# Best way to organise theatre break in london



## Sue MJ (May 4, 2002)

Hi Girls,

Was just looking for a bit of advice.

It's my mum's 65th birthday later in the week and for her pressie, my sister and I want to book for the three of us to go and see Mamma Mia in London (we saw it in Bristol in January but my mum was unable to come due to having just had an op on her back).  

Obviously we don't just need to sort out tickets, we need to sort out travel up to London too and perhaps something for during the day whilst we're up there - such as going on the London Eye - so we would be looking also to perhaps book one night's accomodation.

Does anyone know anywhere that puts together such packages (without being hideous prices).. I know sometimes you get offers in national/local papers, but I've got none to hand.  Or what the best way of going about sorting it all out ourselves - are we best trying to sort everything individually or to look for a ready made up package.  

We will plan to leave from Bristol as I figured, London is straight up the M4 from here.
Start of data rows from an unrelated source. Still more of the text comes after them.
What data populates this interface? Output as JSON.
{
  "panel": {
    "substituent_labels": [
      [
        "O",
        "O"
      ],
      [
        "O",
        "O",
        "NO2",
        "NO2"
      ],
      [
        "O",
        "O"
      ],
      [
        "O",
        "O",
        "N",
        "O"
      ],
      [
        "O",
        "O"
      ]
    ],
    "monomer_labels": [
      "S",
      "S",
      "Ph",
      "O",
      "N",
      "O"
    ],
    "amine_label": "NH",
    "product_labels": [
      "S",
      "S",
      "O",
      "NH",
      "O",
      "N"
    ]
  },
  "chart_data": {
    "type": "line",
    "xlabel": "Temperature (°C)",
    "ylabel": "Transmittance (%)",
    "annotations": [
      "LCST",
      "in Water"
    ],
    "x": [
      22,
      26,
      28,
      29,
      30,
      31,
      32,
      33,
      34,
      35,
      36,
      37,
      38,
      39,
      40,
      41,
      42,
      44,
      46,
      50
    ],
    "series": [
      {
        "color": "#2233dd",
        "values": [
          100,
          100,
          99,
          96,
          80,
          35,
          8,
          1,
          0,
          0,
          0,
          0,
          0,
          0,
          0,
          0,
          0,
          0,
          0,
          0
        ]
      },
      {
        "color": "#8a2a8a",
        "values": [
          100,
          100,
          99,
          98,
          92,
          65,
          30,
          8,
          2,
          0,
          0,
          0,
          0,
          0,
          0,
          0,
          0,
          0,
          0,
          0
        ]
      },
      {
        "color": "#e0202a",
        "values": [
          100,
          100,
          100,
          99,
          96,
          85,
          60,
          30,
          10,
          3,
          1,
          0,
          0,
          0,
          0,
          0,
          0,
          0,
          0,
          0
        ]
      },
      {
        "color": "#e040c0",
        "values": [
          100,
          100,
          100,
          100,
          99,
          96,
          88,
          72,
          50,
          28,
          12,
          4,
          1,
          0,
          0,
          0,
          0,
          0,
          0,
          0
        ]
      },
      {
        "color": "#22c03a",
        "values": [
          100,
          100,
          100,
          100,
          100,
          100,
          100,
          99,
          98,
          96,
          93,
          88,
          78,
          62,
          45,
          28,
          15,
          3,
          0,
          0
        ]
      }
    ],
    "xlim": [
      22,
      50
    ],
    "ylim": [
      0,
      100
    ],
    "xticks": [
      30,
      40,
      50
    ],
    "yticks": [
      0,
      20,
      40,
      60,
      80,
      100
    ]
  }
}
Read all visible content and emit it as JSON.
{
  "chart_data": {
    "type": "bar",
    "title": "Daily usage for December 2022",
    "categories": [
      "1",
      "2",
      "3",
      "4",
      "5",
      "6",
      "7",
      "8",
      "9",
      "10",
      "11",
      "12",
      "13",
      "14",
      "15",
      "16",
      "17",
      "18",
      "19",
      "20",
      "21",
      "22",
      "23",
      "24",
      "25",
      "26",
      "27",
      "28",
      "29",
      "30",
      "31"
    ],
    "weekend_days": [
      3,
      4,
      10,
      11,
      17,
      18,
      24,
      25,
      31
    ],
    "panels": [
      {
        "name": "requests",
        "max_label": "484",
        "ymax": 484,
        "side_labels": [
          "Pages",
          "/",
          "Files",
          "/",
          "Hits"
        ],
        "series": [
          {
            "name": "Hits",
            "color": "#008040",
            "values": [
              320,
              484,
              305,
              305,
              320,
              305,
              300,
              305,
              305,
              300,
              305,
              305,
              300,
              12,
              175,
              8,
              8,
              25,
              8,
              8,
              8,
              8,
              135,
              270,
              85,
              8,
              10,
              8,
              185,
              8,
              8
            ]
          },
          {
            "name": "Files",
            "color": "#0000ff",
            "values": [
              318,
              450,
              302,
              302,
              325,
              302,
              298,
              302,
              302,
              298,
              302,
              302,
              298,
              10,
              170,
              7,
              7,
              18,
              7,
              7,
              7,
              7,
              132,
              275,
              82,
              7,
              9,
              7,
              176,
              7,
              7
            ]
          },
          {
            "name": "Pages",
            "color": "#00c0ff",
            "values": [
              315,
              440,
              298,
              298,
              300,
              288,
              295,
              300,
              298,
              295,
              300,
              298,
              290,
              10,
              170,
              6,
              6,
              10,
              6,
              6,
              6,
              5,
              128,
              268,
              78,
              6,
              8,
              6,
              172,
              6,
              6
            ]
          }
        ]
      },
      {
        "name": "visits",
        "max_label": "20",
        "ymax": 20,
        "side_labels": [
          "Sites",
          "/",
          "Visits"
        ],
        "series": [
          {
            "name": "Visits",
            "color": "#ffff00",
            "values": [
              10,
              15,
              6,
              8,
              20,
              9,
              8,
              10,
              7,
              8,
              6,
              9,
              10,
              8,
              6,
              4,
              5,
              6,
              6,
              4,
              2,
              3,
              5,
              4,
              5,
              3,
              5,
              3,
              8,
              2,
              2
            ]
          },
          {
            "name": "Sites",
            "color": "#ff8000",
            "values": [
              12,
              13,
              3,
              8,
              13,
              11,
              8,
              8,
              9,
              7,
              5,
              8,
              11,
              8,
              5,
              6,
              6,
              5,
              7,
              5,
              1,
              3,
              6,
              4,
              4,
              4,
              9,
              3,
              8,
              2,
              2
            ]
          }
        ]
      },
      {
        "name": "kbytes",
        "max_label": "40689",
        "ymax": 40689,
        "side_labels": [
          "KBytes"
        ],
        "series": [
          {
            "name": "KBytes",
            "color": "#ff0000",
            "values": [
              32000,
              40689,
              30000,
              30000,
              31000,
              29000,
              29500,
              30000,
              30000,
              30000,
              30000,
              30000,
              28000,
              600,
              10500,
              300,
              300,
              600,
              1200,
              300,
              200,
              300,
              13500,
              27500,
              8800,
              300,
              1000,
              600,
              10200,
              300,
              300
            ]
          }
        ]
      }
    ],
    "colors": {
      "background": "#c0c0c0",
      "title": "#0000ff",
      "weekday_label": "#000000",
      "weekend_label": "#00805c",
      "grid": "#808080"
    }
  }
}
Any advice greatly appreciated!

Love,

Sue xxx


----------



## jan27 (Aug 19, 2005)

Have you tried superbreak?  They do theatre breaks with travel and accomodation.  You can choose different price brackets etc for accomodation and theatre tickets.  Worth a try, have used them for other breaks in the past and have been good service.

During my 2 cycles of IVF in London I went to We Will Rock You, Phantom and Dirty Dancing!  Dirty Dancing was the best eperience by far and would go again tomorrow if i could........

Have a wonderful time!


----------



## Nix76 (Aug 2, 2006)

Lastminute.com do some pretty good deals for packages.  

For hotel only try laterooms.co.uk and for resturants toptable.co.uk

Have a lovely weekend.


----------